Die vermehrte Bildung von Saccharose bzw. den beiden Hexosen bei niedrigen Temperaturen ist in der wachsenden Pflanze erwünscht. Eine andere Situation kann bei geernteten Teilen einer Pflanze, insbesondere bei deren Lagerung vorliegen. Als Beispiel sei angeführt, daß Knollen von Kartoffeln, die bei 4-8°C gelagert werden, damit beginnen, Hexosen (Glukose) zu akkumulieren. Es erscheint sinnvoll, dies als Antwort auf eine Erniedrigung der Temperatur anzusehen ("cold-sweetening").
Die Anhäufung der Saccharose und Glukose hat im Fall der Kartoffelknolle wirtschaftlich unerwünschte Folgen. So führt das vermehrte Auftreten von reduzierenden Zuckern wie der Glukose bei der Chips- und Pommes-Frites Herstellung zu unerwünschten Bräunungsreaktionen auf Grund der Maillard Reaktion. Chips und Pommes-Frites mit einer stark braunen Färbung werden in der Regel vom Konsumenten nicht akzeptiert. Ferner hängt die Kochfestigkeit, die ein wesentliches Qualitätsmerkmal von Kartoffeln ausmacht, stark vom Gehalt an Stärke bzw. deren Spaltprodukten ab.
In bezug auf wirtschaftliche Aspekte besitzt die Saccharose demnach drei besonders wichtige Funktionen:
  • - die Funktion als Transportform für den Ferntransport von Photoassimilaten,
  • - die Funktion als osmotisch aktive Substanz mit der erwünschten Wirkung einer Gefrierpunktserniedrigung in der intakten, wachsenden Pflanze sowie
  • - die Funktion bei der unerwünschten Bildung von reduzierenden Zuckern in gelagerten Ernteteilen einer Pflanze, wie z. B. der Knolle einer Kartoffelpflanze, als Resultat einer niedrigen Temperatur.
Die Biosynthesewege zur Bildung von Saccharose entweder aus den primären Photosyntheseprodukten (im Blatt) oder über den Abbau von Stärke (in Speicherorganen wie z. B. der Kartoffel) sind bekannt. Ein Enzym im Saccharosemetabolismus ist die Saccharosephosphat­ synthase (SPS). Sie bildet Saccharose-6-Phosphat aus den Vorstufen UDP-Glukose und Fruktose-6-Phosphat, welche dann in einem zweiten Schritt in Saccharose umgewandelt werden.
Die Isolation von SPS aus Mais und die Klonierung einer cDNA von Boten-Ribonukleinsäure aus Mais-Geweben ist bekannt (EP 466 995). In dieser Anmeldung werden Verfahren zur Aufreinigung eines Proteins wie Zentrifugation von Homogenaten, differentielle Fällung und Chromatographie beschrieben. Eine 300fache Anreicherung von SPS aus pflanzlichen Geweben beschreiben Salerno und Pontis (Planta 142: 41-48, 1978).
Angesichts der Bedeutung der SPS für den Kohlenhydratmetabolismus ist fraglich, ob Pflanzen eine Reduktion der SPS-Aktivität in allen oder in bestimmten Organen tolerieren. insbesondere ist nicht bekannt, ob es möglich ist, transgene Pflanzen mit einer reduzierten SPS-Aktivität herzustellen. Auch über eine Verwendung von SPS zur Modifikation der Funktionen von Saccharose für eine Gefrierpunktserniedrigung in intakten Pflanzen und für die Bildung von reduzierenden Zuckern in Ernteteilen ist nichts bekannt.

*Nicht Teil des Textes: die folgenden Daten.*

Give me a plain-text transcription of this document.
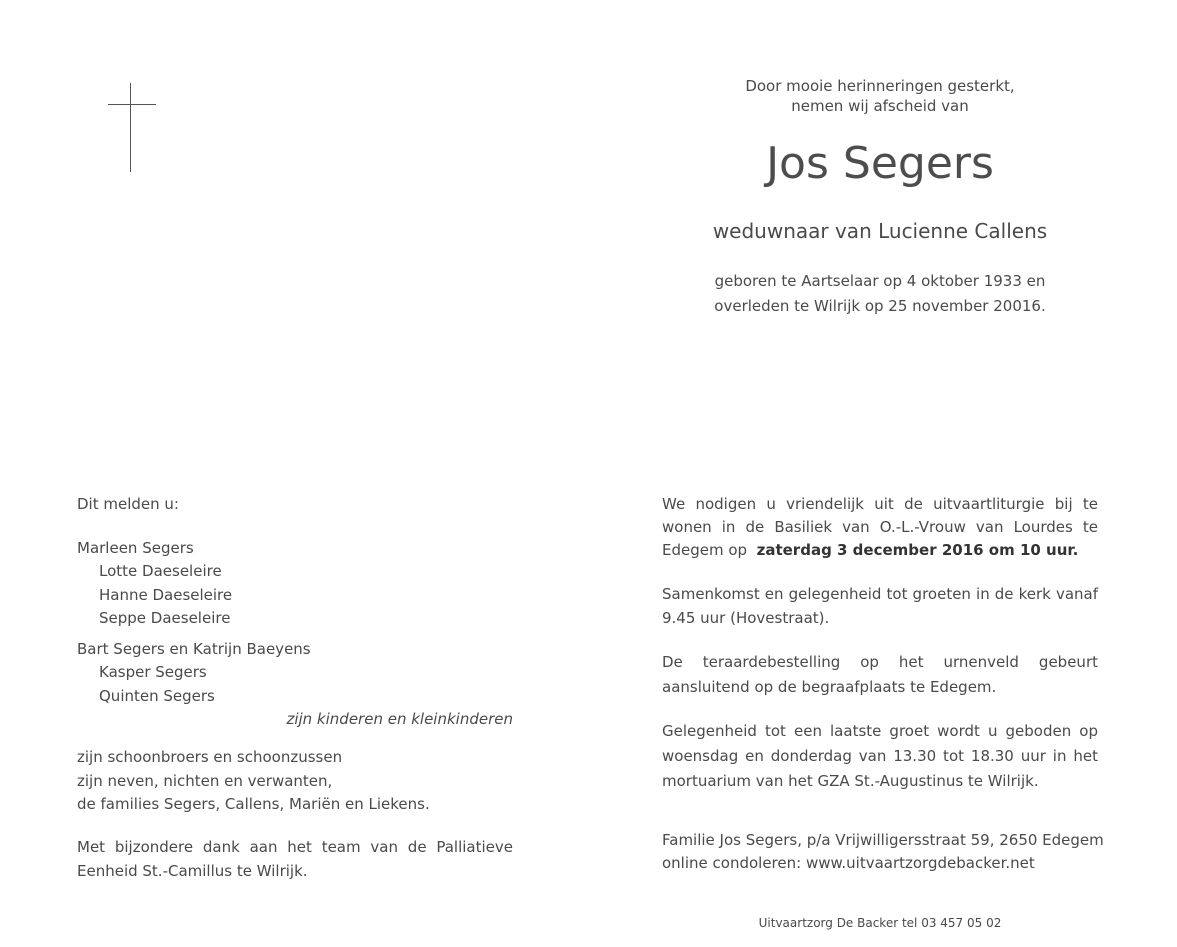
Door mooie herinneringen gesterkt,
nemen wij afscheid van
Jos Segers
weduwnaar van Lucienne Callens
geboren te Aartselaar op 4 oktober 1933 en
overleden te Wilrijk op 25 november 20016.
Dit melden u:
Marleen Segers
Lotte Daeseleire
Hanne Daeseleire
Seppe Daeseleire
Bart Segers en Katrijn Baeyens
Kasper Segers
Quinten Segers
zijn kinderen en kleinkinderen
zijn schoonbroers en schoonzussen
zijn neven, nichten en verwanten,
de families Segers, Callens, Mariën en Liekens.
Met bijzondere dank aan het team van de Palliatieve Eenheid St.-Camillus te Wilrijk.
We nodigen u vriendelijk uit de uitvaartliturgie bij te wonen in de Basiliek van O.-L.-Vrouw van Lourdes te Edegem op zaterdag 3 december 2016 om 10 uur.
Samenkomst en gelegenheid tot groeten in de kerk vanaf 9.45 uur (Hovestraat).
De teraardebestelling op het urnenveld gebeurt aansluitend op de begraafplaats te Edegem.
Gelegenheid tot een laatste groet wordt u geboden op woensdag en donderdag van 13.30 tot 18.30 uur in het mortuarium van het GZA St.-Augustinus te Wilrijk.
Familie Jos Segers, p/a Vrijwilligersstraat 59, 2650 Edegem
online condoleren: www.uitvaartzorgdebacker.net
Uitvaartzorg De Backer tel 03 457 05 02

Für die Herstellung von Pflanzen mit reduzierter SPS-Aktivität, d. h. Pflanzen mit veränderter Saccharose-Konzentration, ist es notwendig, SPS-Kodierregionen von solchen Pflanzenspezies zur Verfügung zu stellen, für die Verfahren beschrieben sind, mit denen transgene Pflanzen in großer Zahl erzeugt werden können. Sofern eine Reduktion der SPS-Aktivität erreicht werden kann, besteht bei Auswahl aus einer großen Menge die Möglichkeit, Pflanzen mit einem derartigen Phänotyp zu erhalten. Ferner sollen für die Pflanzenspezies organspezifische Promotoren der Genexpression vorliegen, mit deren Hilfe die Möglichkeit einer organspezifischen Reduktion der SPS-Aktivität untersucht werden kann.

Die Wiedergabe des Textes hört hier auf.